The confusion matrix highlights this balance. The model correctly identified 568 low-spending cases (true negatives) and 527 high-spending cases (true positives). However, it also generated 178 false positives (low spenders misclassified as high) and 231 false negatives (high spenders misclassified as low).

Confusion Matrix - SVM

The macro and weighted averages of precision, recall, and F1 score indicate a generally balanced performance across both classes. This suggests the model is not overly biased toward either outcome, which is ideal in balanced classification tasks. However, the relatively higher number of false negatives for high spenders suggests a potential area for model improvement. If minimizing missed high-spending cases is critical for policy or operational reasons, future iterations of the model could incorporate adjusted class weights, hyperparameter tuning, or alternative kernel functions to optimize performance further.
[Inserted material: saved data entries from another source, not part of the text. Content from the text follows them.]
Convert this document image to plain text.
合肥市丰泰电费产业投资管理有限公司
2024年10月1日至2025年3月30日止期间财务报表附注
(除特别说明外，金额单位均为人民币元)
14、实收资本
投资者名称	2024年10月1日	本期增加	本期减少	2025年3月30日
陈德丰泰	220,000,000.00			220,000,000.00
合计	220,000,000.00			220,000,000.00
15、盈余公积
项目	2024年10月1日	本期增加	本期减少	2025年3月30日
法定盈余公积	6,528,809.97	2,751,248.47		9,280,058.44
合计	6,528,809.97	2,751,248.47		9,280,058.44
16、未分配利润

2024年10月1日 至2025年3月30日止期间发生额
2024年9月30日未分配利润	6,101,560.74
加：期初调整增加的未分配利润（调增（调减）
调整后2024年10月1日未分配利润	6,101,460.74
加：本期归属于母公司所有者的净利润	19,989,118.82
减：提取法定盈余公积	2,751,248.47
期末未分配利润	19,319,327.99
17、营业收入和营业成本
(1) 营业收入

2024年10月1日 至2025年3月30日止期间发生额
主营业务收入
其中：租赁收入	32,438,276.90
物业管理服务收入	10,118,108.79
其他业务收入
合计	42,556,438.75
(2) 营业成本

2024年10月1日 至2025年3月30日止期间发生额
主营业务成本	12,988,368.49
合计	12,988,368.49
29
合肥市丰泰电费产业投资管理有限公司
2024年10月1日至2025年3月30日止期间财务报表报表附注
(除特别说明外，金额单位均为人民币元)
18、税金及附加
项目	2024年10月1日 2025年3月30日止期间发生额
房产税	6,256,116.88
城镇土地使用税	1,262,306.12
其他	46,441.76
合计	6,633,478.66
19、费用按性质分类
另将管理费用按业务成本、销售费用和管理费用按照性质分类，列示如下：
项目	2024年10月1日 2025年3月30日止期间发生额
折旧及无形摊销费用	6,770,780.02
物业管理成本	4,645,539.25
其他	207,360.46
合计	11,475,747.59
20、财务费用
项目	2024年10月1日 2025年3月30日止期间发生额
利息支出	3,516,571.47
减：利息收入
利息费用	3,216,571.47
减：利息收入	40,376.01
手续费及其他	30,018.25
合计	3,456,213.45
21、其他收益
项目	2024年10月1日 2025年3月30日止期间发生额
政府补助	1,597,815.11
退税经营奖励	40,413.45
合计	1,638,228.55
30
(d) Results: The radial basis function (RBF) kernel with C = 10 delivered the strongest overall performance, achieving an accuracy of 79.1%. It outperformed both the linear and polynomial kernels, indicating that the decision boundary in this classification task is likely nonlinear. While the linear kernel (C = 10) was simpler and still relatively effective, it misclassified a larger portion of high-spending examples. The polynomial kernel performed the weakest overall in this configuration, suggesting that it may not be well-suited to the patterns present in this dataset. This SVM analysis demonstrates that the RBF kernel was best at capturing the complex relationships between features, achieving a classification accuracy of nearly 79%. These findings suggest that low-value care spending patterns are not linearly separable, and more flexible models like RBF are required to accurately classify them.

Confusion Matrices - Linear vs RBF Kernel

SVM Kernel Performance Summary

The table below shows the accuracy achieved by each kernel type across different regularization (C) values.

Kernel Cost vs Accuracy Table


(e) Conclusions

This analysis used Support Vector Machines (SVMs) to classify whether low-value healthcare spending exceeded the median, based on structured features such as region, payer type, service type, necessary care spending, and service volume. Three kernel types linear, polynomial, and radial basis function were evaluated across multiple regularization (C) values. The RBF kernel with C = 10 achieved the highest accuracy at 79.1%, indicating that the relationship between input features and spending classification is likely nonlinear and benefits from flexible, high-dimensional decision boundaries.

While the linear kernel offered computational simplicity, it underperformed in identifying high-spending cases. The polynomial kernel showed the weakest performance overall, likely due to its sensitivity to parameter tuning and increased model complexity. These results suggest that SVMs with nonlinear kernels like RBF are well suited for modeling healthcare cost data, where patterns often defy linear separability.

The classification model effectively identified payer-region combinations likely to exceed median low-value care spending, offering potential applications in targeted audits, quality improvement efforts, and health system policy design. Future work could expand the feature set to include provider characteristics or demographic variables, implement cross-validation for improved generalizability, and compare SVM performance to alternative classifiers such as decision trees or ensemble models.